The time and cost needed to develop and deploy a layer 2 chain are far smaller than developing a layer 1. If you want some evidence, take a look at the Optimism ecosystem and how quickly it has been adopted.
According to the Ethereum foundation, this is why layer 2 solutions are needed:
- Some use-cases, like blockchain games, make no sense with current transaction times.
- It can be unnecessarily expensive to use blockchain applications.
- Any updates to scalability should not be at the expense of decentralization or security — layer 2 builds on top of Ethereum.
Note that last bullet point!
Now, it’s much much harder to decentralize and secure a fast layer 1 network, than it is to add layer 2 scaling to an already secure and decentralized layer 1.
So, given how effective layer 2 solutions are, what are you going to bet on…?
- Option 1: the fast layer 1 protocol that needs to decentralize
- Option 2: the decentralized layer 1 that needs to scale up
With the Hydra layer 2 scaling solution, Cardano will be able to achieve over 2 million transactions per second.

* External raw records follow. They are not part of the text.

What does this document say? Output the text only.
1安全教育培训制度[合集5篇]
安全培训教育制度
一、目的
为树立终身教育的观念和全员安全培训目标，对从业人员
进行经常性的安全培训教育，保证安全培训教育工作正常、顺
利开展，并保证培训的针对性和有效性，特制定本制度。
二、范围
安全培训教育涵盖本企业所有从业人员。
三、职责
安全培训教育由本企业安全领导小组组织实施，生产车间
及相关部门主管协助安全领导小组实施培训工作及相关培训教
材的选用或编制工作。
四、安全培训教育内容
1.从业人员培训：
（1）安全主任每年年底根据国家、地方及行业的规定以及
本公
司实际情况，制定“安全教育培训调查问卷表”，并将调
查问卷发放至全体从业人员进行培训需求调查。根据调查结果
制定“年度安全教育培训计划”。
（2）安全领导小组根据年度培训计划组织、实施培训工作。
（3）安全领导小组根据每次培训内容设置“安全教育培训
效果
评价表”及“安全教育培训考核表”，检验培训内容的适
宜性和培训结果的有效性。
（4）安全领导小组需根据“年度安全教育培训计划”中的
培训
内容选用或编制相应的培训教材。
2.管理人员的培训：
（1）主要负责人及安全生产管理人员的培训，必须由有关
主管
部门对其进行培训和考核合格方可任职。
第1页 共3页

All of this whilst leveraging Cardano’s underlying layer 1 security and decentralization!
Conclusion
If you’re considering which super-fast layer 1 blockchain will kill Ethereum, you’re looking for the future in the place. Ethereum doesn’t need to get faster and neither does Cardano. They just need to be secure and decentralized, which they are. Layer 2 scaling can do the rest.
Cardano’s development has been very slow-paced compared to competitors. But it doesn’t matter how fast you are if you’re building the wrong thing. I would argue that Cardano has its priorities right, and in this case, slow and steady will ultimately win the race.
Cardano has great partnerships and an ecosystem ready to run. The next 6 months will be very exciting indeed!